Ein Kommentar von Florian Hassel (SZ) konstatiert dagegen, dass Europa derzeit nur bleibe, "Warschaus Rechtsbrüche zu dokumentieren und beim Namen zu nennen". Deren Leugnungen durch polnische Politiker seien dagegen vor allem an die Wählerschaft im eigenen Land gerichtet.
Großbritannien/Russland – Litwinenko: Die Vergiftung des Kreml-Kritikers und vormaligen Geheimdienstlers Alexander Litwinenko im Jahr 2006 erfolgte "wahrscheinlich" mit Billigung des russischen Präsidenten Wladimir Putin. Zu diesem Ergebnis kommt ein nun in London vorgestellter Untersuchungsbericht. Obwohl Litwinenko zum Zeitpunkt seines Todes die britische Staatsbürgerschaft besaß, wird die erst von seiner Witwe gerichtlich erzwungene Untersuchung keine juristischen Folgen haben, schreibt die SZ (Christian Zaschke). Zum gleichen Fazit gelangt spiegel.de (Jörg Diehl). Den Gründen der bemerkenswerten Zurückhaltung der britischen Regierung geht die FAZ (Jochen Buchsteiner) in einer großen Reportage nach.
Russland – Yukos: Ein im Dezember in Kraft getretenes russisches Gesetz überträgt dem Staatsgerichtshof des Landes die Kompetenz, auf Antrag der Regierung zu entscheiden, ob Urteile des Europäischen Gerichtshofs für Menschenrechte vollstreckt werden sollen oder nicht. Als Auslöser gilt die Yukos-Entscheidung des EGMR, durch die Russland wegen der Zerschlagung des Ölkonzerns zu einem Schadensersatz von knapp zwei Milliarden Dollar verurteilt wurde. Der wissenschaftliche Mitarbeiter Felix Boor (juwiss.de) analysiert diese Entscheidung und stellt sie einer vergleichbaren durch den Ständigen Schiedshof in Den Haag gegenüber.

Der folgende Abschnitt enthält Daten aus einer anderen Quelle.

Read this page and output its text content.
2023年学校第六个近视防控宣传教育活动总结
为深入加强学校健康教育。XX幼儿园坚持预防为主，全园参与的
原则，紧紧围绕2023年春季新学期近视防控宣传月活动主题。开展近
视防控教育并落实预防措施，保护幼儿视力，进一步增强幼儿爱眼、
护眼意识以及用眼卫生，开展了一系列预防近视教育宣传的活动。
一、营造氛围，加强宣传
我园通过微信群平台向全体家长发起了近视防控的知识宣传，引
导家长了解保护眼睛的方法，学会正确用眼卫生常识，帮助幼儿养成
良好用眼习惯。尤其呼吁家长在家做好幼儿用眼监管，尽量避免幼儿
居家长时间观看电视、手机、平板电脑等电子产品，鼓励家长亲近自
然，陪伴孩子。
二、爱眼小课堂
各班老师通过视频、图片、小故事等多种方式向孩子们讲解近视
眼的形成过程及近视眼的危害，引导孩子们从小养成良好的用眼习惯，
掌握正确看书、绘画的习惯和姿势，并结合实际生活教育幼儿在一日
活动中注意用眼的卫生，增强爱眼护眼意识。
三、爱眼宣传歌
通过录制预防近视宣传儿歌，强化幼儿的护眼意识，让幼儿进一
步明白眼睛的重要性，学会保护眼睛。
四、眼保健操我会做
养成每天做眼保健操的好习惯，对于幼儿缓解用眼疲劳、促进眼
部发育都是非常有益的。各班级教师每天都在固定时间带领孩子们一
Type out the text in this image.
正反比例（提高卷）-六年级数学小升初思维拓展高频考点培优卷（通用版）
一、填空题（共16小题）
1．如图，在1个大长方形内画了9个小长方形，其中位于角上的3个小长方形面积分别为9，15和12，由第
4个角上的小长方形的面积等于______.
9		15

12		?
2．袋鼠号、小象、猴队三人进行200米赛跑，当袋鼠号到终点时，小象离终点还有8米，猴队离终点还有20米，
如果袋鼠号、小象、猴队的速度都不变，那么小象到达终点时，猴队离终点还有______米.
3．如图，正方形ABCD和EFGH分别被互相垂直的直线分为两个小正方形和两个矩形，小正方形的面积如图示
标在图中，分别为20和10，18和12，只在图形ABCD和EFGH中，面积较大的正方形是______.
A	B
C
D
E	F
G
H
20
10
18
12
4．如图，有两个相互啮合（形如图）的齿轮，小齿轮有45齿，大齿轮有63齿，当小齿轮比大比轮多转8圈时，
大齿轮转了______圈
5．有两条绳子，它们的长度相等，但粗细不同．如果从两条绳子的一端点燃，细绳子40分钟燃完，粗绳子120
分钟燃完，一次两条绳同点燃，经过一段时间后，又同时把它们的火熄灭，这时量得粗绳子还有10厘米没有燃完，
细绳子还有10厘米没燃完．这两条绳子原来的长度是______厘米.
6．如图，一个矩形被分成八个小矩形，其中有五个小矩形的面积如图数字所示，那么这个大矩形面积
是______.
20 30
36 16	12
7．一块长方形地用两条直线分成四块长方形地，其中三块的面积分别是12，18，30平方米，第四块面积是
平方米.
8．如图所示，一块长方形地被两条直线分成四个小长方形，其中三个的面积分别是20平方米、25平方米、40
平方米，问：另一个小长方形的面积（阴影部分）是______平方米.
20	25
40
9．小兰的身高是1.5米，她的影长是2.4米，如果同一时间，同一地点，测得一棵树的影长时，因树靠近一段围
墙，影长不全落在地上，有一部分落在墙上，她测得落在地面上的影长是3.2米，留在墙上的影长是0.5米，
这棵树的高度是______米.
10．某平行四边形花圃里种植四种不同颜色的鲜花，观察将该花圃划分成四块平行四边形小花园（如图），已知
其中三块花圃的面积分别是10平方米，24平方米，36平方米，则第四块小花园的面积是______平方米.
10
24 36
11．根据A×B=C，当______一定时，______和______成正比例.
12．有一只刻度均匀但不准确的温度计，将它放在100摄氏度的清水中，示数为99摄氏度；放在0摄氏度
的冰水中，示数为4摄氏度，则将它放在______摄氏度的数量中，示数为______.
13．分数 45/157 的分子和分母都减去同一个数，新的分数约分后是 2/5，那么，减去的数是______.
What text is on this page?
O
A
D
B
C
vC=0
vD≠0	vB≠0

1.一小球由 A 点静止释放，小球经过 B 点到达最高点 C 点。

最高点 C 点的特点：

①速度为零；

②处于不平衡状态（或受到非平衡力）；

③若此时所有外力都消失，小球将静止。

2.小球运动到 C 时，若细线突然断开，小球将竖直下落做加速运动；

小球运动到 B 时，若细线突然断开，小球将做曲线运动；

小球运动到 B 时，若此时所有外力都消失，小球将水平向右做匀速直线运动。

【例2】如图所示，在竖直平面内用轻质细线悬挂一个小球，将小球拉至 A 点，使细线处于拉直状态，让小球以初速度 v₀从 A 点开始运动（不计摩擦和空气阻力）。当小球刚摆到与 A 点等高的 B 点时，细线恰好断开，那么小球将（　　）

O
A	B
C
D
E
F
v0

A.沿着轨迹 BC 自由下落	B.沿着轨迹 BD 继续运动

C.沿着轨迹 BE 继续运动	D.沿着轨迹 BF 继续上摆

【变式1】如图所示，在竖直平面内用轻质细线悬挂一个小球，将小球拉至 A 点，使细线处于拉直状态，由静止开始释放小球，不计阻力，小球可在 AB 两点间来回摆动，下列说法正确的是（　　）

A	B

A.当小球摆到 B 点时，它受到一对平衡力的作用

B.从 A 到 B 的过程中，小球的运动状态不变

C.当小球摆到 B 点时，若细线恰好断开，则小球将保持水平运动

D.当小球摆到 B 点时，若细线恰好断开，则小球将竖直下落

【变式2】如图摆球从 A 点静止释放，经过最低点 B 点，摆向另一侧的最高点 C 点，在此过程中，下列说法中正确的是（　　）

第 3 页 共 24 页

Ecuador/Schweden – Julian Assange: Die von der schwedischen Staatsanwaltschaft beantragte Befragung des nach wie vor in der Londoner ecuadorianischen Botschaft ausharrenden Julian Assange ist aus formalen Gründen abgelehnt worden, meldet die FAZ. Ecuadorianische Beamte sollten Assange nun aber "auf Grundlage der Fragen der schwedischen Behörden" selbst zu den Vergewaltigungsvorwürfen befragen.
Sonstiges
Vermögen von Flüchtlingen: Nach Berichten über die teils mit Durchsuchungen durchgesetzte Pflicht von Flüchtlingen, Bargeld und Wertsachen ab einer gering bemessenen Obergrenze abzugeben, legt zeit.de (Simone Gaul) dar, dass die Maßnahme auf Regelungen des Asylbewerberleistungsgesetzes beruht. Analog zu Hartz IV-Empfängern hätten sich Betroffene an den Kosten ihrer Unterbringung je nach Leistungsfähigkeit zu beteiligen. Die Praxis variiere jedoch stark zwischen einzelnen Bundesländern.
Zugang der Kündigung: Für die Welt erklärt Rechtsanwalt Philipp Byers, wie der fristenauslösende Zugang einer arbeitsrechtlichen Kündigung bewerkstelligt werden kann. Beim Einwurf in den Briefkasten des betroffenen Arbeitnehmers sei der Zugang dann bewirkt, wenn unter normalen Umständen mit der Kenntnisnahme zu rechnen ist, tatsächliche Kenntnisnahme ist demnach in diesem Fall nicht nötig.
Das Letzte zum Schluss
Unglück im Glück: Ein nur kurz währendes Glück war einem südkoreanischen Journalisten beschieden, dem vorgeworfen wurde, durch ein Abonnement des offiziellen nordkoreanischen Twitter-Accounts Propaganda des ideologisch so fernen Nachbarstaats zu verbreiten. Wie spiegel.de (Jörg Breithut) schreibt, war nach Ansicht des Gerichts im Folgen eines Accounts keine strafbare Handlung zu erkennen. Zum Verhängnis wurde dem Angeklagten jedoch ein Blogbeitrag aus dem Jahr 2009. In diesem habe er sich positiv über Nordkorea geäußert. Die Folge: ein Jahr Haft auf Bewährung.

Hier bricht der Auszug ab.